When I was a little girl in Baltimore, after church we’d walk to a nearby shop where my parents picked up a Sunday newspaper and my brother and I were each allowed to get a small candy that I loved as much for its colors as taste, known as Life Savers–a little delight we enjoyed on the long drive home.

There are other lifesavers of much greater import. They come in the package called friends. Often as varied and colorful as the candies, these human lifesavers keep us buoyant when we might otherwise drown in life’s current.

This past week I had occasion to get phone calls from two dear friends just when I needed them. I didn’t need to flop into despair and share the depression I was feeling. No, with good friends that isn’t necessary. They just know. As if by osmosis. You might live hundreds of miles away, you might not have spoken for many months, nor even caught up in emails lately. It doesn’t matter. A good friend is a good friend and she is always there to lift you up. Not in a phony way. Not with platitudes or an unexpected Teleflora bouquet. Friends just know when they are needed.

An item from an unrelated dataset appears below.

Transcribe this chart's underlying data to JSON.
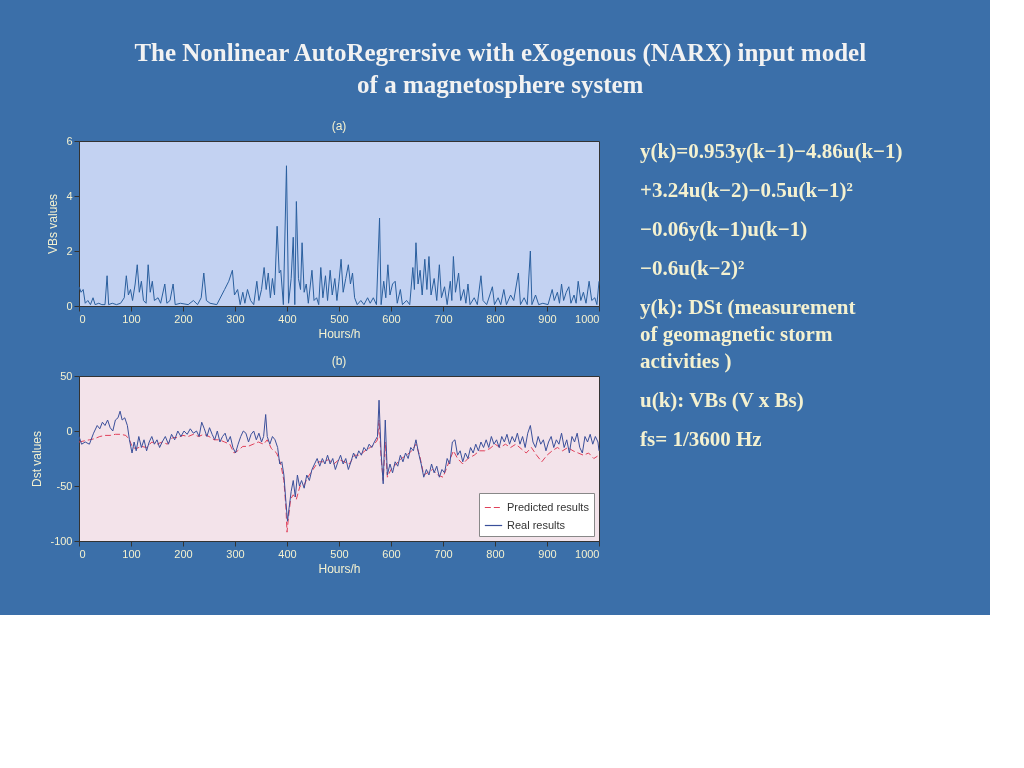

My two were very much needed. Concerns about avenues for selling my prolific art were troubling. So were news events, a failed appliance, several annoying physical conditions, etc. My husband was out of town for several days and I was alone with only our “anxious dog” for company.

We’ve not really made friends since moving to Maine. Yes, a few acquaintances, but not real friends in the deep way I am used to having friends. You know, the sort of friends you can say anything to and they to you. The kind who understand your past and can enlighten your future, and you the same for them. The kind who no matter how busy they are with their own lives, they have time for you. Time to listen. Time to truly add their significant two cents or million-dollar wisdom.

These sorts of friends do not pop up overnight. They grow from experiences and values you’ve shared over months, years, or decades. They come from problems either of you have faced and conquered, often hand-in-hand. Often, for me, my friends are rooted in common spiritual beliefs–even if our religious labels happen to be different. There is a ground on which we walk that is solid, steady, safe. We walk it together even when far apart.

These friendships are blessings. You don’t need dozens of them.  Nor does age matter. Three of my friends are different ages by decades but they all have a depth I love. Two or three friends is plenty if they are grounded, genuine, honest. I am grateful for the few I have.

Artwork: The Contemplator, pastel, 15" x 20" sold.

Artwork: The Contemplator, pastel, 15″ x 20″ sold.

Artwork: The Contemplator, pastel, 15″ x 20″ sold.

We all need time to contemplate where we are, who we are, why we are, and how to solve or settle our problems. When friends call and inspire, our contemplation lifts upward. The model in this pastel, with hair down to her toes, was a luminous professional and a good friend who can be found in many of my paintings.  When going through a hard time, she lived with me and my husband for several months.